Thursday, 24 May 2012

Duck Fat Fries and Black Snakes in Saxapahaw


Tension coursed through the stale air of the camry as little Evan pouted. "I can't believe how long this is taking.  Where the hell is this place? Why is the whole world out to get me?" 

Kristen said nothing. A wry smirk betrayed her  glorious purpose: lunch.  Evan's persistent squawking about his plight only seemed to feed her sinister silence.  Her iron was low.  

The road from Chapel Hill to Saxapahaw was bright and burning with hunger-fueled rage and hormonal angst and, of course, a heavy dose of hyperbole.  The two were entering that subtle nook of insanity wedged somewhere dark in between loathing and starvation.  The talking stopped.  

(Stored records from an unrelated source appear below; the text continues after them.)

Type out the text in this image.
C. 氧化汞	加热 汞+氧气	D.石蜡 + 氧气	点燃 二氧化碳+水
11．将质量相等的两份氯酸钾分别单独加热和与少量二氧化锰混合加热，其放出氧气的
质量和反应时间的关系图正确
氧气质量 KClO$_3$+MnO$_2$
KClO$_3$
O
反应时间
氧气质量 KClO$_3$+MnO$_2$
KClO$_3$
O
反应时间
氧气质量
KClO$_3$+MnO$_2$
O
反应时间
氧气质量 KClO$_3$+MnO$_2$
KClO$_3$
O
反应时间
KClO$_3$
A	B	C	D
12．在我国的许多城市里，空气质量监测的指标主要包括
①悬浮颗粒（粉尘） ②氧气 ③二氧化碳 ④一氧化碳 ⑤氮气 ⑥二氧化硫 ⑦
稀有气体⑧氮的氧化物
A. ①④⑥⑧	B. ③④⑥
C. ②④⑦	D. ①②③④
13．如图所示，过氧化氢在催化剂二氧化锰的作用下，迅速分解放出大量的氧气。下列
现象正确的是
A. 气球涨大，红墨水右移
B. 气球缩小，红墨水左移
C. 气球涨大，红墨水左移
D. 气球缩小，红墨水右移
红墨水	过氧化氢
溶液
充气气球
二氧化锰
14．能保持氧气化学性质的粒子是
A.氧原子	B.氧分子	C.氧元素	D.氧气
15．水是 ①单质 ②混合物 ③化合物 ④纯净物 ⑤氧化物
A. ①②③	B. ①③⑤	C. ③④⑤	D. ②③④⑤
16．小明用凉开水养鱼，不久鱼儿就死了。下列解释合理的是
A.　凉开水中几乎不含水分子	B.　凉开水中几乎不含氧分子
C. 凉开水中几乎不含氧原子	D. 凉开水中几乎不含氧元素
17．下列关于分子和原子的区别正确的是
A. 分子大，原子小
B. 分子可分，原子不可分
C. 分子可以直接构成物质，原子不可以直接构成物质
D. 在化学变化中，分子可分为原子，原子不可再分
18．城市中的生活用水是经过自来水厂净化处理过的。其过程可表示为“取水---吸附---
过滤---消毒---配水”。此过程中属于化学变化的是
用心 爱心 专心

To make matters worse, their radiant moral anchor, Yuna, had retreated to her Northern home for the summer, leaving the two to their own broken reality.

A river appeared. The Haw, they called it. Quite unremarkable, they thought, until a bend in the country road produced a sudden vision of a lost piedmont paradise. The Saxapahaw General Store (http://www.saxgenstore.com/), a living, breathing encyclopedia of riverside charm.  Still clinging to the last vestiges of sincerity, it stood proudly against the Triangle's parasitic yuppy shadow.  A lamb amongst the wolves.  

There was a high school, a grocer, a cafe, and a tex-mex, post-apocalyptic ball room.  And then there were the sandwiches.  For Evan, A cuban with thick-cut pickles on Foccaccia:



Kristen's judgement being what it was, she stumbled across menu only to come up with a dry little pesto "thingy"



Duck Fat Fries were also on the table. At $3 for a mallard's share, they were not to be ignored.  

A large black snake startled the two near the river after lunch.  They would be back for another bite.